Çocukluğun Dezintegratif Bozukluğu
Çocukluk dezintegratif bozukluğu Heller hastalığı, Heller sendromu, Heller demansı, İnfantil demans veya dezintegratif psikoz gibi birçok adla da isimlendirilir. Yaygın Gelişimsel Bozukluklarda gelişimsel gerilikler genellikle yaşamın ilk yılı içerisinde başlarken çocukluk dezintegratif bozukluğunda en azından iki yıllık normal bir gelişimden sonra belirgin bir gelişimsel gerileme gözlenir. İlk bulgular, aktivitede artış, huzursuzluk ve anksiyetedir. En sık görülen belirtiler iletişimde (dili algılama veya ifade etme becerilerinde) gerileme, sosyal becerilerde yetersizlik, kazanılmış tuvalet alışkanlığını kaybetme, motor becerilerde azalma, yaşa uygun davranışlarda bozulma, yaşa uygun oyun becerilerinde bozulma, yaşıt ilişkilerinden kopma, sözel olmayan davranışlarda bozulma olarak sıralanabilir.
Asperger bozukluğu
Sendromun ana belirtileri aşırı içe kapanıklık, tekrarlayıcı davranışlar, tekdüze bir konuşma, belli bir konuya abartılı ilgidir. Çocuğunuz iletişim kurmuyorsa, çevresine duyarsızsa, mimik ve jestlerinizi anlamıyorsa asperger olup olmadığı yönünden değerlendirilmelidir. Asperger sendromlu çocuklar bebeklik yıllarında sağlıklı gelişirler, otistik çocuklar ise çok daha erken belirti verirler, çevreleriyle iletişimleri yoktur, konuşma gecikmesi vardır. Asperger çocuklarda konuşma gecikmesi yoktur. Etyolojisi bilinmemekte, genetik geçişli bir sorun olduğuna ilişkin veriler olup, otistik bozuklukta olan sebepler sorgulanmaktadır. Hastalık, 3-
4 yaşlarından sonra anlaşılmaya başlar, genellikle erkek çocuklarında daha sık görülür ve her dokuz erkek çocuğuna karşılık bir kız çocuğunda ortaya çıkmaktadır. Asperger sendromu belirsiz bir durumdur, görünmeyen bir sendrom olduğu için, bu sendromlu olan kişiler, birçok kişi tarafından yanlış anlaşılmıştır. Belirsizdir, aynı zamanda tanımlanması da zordur, genellikle, ”üçlü bir eksiklik” olarak tanımlanmıştır, üçlü bir zorluklar seti; 1. toplumsal ilişkilerde zorluklar 2. iletişimde zorluklar 3. hayal gücünde zorlanmalar olarak bu eksiklikler ortaya çıkmaktadır. Asperger sendromu, genelde özel ilgilerin olmasını ve rutin bozulduğu, zaman aşırı rahatsız olmayı kapsar
A tipik Otizm
“Atipik yaygın gelişimsel bozukluk” olarak da isimlendirilen bu grup, tam olarak tanısal ölçütleri karşılamayan ama otistik belirtiler de gösteren bir gruptur. Otizm yada Asperger sendromunun bazı özelliklerinin görünüp bazılarının görünmediği durumlarda konulan tanıdır. Karşılıklı toplumsal etkileşimde ağır ve yaygın gelişimsel bozukluk görülür. Sözel ve sözel olmayan iletişim becerilerinin gelişmesinde bozukluk ya da basmakalıp davranış, ilgi ve etkinlikler vardır.
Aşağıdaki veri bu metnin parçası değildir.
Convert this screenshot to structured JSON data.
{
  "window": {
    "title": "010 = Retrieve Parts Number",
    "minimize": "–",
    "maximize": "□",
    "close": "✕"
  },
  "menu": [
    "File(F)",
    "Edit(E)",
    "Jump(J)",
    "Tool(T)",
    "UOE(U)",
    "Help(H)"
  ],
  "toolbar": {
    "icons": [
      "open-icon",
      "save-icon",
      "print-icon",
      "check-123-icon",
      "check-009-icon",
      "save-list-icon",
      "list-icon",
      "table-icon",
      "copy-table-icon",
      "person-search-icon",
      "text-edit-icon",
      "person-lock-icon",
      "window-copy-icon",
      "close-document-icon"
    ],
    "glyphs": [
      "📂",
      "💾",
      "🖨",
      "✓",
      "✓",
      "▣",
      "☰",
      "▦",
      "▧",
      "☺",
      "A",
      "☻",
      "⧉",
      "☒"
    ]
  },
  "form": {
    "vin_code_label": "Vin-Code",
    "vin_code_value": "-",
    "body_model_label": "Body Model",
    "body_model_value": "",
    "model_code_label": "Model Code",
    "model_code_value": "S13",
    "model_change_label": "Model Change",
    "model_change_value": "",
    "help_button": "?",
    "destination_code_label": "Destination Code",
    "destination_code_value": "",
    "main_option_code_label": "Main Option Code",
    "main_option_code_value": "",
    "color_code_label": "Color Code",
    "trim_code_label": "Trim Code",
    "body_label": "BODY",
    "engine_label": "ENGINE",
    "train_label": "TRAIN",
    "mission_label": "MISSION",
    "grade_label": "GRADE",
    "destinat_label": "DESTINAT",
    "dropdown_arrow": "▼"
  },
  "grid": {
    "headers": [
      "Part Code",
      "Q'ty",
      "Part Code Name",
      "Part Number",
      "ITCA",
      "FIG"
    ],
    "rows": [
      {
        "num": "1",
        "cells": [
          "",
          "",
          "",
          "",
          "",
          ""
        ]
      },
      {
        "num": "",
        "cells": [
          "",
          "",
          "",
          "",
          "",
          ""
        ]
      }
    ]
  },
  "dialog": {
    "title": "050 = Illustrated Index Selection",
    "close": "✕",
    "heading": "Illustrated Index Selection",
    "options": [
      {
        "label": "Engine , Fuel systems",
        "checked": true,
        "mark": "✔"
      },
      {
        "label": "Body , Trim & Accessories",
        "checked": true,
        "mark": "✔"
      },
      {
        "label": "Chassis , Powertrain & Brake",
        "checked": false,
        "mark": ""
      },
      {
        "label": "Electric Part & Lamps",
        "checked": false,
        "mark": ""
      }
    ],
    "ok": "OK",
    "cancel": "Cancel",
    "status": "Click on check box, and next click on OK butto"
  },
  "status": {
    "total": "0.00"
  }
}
Öte yandan özgül bir yaygın gelişimsel bozukluk, şizofreni, şizotipal kişilik bozukluğu ya da çekingen kişilik bozukluğu için tanı ölçütleri tam olarak karşılanmamaktadır. Gözlenen belirtiler tanı koymak için yetersiz kaldığında olgu bu kategoriye dahil edilir.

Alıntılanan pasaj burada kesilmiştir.